If the mechanical prototype TheCarConnection.com recently drove was any indication, the 2011 Nissan LEAF will be an extremely quiet vehicle, free of the motor and drivetrain whine that accompanies some other electric cars.

That’s a good thing for the driver and passengers, but it invites a different concern: pedestrians. Preliminary data suggests that pedestrians are hit more often by hybrids than by non-hybrids, so the same concerns would likely apply to electric vehicles.
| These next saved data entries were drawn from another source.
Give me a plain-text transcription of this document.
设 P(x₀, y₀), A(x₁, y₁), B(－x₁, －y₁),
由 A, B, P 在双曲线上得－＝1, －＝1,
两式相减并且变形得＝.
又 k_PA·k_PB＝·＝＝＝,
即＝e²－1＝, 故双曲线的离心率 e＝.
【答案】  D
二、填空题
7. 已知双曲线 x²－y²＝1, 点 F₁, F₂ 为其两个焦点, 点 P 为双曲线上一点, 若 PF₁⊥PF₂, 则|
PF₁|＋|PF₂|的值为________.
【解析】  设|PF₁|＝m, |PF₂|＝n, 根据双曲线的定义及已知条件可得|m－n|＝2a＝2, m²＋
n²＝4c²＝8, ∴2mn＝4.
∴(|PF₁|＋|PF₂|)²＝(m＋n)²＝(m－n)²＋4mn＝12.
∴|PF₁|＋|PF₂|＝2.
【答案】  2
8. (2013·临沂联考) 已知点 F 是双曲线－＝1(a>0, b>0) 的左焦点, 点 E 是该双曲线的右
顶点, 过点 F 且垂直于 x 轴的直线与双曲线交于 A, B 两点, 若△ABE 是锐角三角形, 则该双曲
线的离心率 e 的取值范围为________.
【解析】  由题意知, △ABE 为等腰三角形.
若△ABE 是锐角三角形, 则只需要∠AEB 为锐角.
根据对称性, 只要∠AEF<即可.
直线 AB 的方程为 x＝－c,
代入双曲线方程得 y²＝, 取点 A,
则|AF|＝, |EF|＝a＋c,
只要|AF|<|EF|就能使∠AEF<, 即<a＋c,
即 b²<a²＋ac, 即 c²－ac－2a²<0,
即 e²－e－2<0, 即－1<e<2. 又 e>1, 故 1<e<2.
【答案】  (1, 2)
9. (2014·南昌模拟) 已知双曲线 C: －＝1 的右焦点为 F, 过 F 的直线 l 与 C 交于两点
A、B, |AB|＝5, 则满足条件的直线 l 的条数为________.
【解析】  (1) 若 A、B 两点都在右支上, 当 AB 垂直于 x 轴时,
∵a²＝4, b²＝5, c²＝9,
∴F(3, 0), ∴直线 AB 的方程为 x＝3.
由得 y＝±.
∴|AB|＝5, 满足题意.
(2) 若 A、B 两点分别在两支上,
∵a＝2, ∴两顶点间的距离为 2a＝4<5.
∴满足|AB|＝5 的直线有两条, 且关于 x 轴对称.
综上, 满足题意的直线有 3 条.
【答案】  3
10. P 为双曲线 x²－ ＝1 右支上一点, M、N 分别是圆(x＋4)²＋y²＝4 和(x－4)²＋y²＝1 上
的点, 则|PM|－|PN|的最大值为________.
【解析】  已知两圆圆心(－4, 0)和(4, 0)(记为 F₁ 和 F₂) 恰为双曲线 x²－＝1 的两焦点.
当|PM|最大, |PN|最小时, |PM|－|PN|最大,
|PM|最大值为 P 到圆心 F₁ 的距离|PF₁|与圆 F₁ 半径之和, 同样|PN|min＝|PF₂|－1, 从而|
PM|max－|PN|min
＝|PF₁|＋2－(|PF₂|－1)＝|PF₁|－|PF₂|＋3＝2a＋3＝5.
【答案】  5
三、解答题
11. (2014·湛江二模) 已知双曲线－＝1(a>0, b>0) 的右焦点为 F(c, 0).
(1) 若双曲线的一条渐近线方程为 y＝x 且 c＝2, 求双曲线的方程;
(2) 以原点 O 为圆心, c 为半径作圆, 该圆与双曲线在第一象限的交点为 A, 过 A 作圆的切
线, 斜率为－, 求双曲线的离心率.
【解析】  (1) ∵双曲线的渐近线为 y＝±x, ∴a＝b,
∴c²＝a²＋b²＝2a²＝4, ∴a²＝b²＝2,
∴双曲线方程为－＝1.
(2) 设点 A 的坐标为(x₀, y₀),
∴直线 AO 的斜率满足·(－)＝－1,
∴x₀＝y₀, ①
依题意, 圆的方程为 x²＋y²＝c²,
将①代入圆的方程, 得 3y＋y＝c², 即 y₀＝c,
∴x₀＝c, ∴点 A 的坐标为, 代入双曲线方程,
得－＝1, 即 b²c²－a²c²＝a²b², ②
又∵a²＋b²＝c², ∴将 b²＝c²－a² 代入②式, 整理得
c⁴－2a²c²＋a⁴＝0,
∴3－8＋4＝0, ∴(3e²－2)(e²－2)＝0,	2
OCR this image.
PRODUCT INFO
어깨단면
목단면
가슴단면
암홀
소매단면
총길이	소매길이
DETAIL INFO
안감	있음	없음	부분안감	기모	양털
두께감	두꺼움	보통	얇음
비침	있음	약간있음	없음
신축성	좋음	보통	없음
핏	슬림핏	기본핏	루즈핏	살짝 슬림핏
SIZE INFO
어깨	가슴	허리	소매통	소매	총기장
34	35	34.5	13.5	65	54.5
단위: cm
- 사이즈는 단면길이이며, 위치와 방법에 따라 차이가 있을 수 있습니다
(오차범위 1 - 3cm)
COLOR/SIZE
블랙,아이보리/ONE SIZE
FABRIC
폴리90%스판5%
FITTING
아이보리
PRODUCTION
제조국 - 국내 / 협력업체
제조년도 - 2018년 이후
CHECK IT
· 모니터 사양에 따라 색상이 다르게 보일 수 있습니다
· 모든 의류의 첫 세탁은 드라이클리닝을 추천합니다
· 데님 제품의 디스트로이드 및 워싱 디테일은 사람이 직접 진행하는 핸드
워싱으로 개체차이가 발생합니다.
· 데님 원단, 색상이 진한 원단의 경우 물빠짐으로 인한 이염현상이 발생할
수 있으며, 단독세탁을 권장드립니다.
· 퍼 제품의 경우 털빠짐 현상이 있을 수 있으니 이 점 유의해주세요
Mark Perry, Nissan North America's director for product planning and advanced technology, said that the company is working with several low-speed warning possibilities but hasn’t yet finalized a sound for the LEAF. “We will have a sound at launch.,” said Perry. “We just hope that the sound direction we go meets the emerging federal standard…we’re going to work together [with safety officials] to make sure we’re in alignment.”

Safe and sound

“Technically, between zero and about 20 kilometers an hour, that’s when we need the sound,” elaborated Perry. “After that point tire noise is loud enough.” People like the car to make one sort of noise, he explained, but that’s not always enough adequate to make sure that they can hear the car coming. “So we hope to find a happy medium.”

Chevy Volt

Chevy Volt

General Motors has taken a different approach with its 2011 Chevrolet Volt with its Pedestrian-Friendly Alert System, with drivers able to produce an alert system at will, sort of like the “flash-to-pass” feature on headlights. GM is working with the National Federation of the Blind and still developing the distinctive sound, which is not to be confused with a horn. The Volt’s system would also flash the headlights if the alert system is activated under 35 mph.

Reboots and ringtones?

Inside the Nissan LEAF there’s also going to be special attention paid to sounds. Because people have trouble adapting to silence on startup (and because of the potential safety concerns around this), the LEAF will offer a choice of five driver-selectable startup sounds, one of which Perry describes as “almost like the reboot sound you hear from your computer.”

In the future, we might see personalized greetings and programmable sounds upon startup but, says Perry, “We’re not at ringtone level of complexity yet.”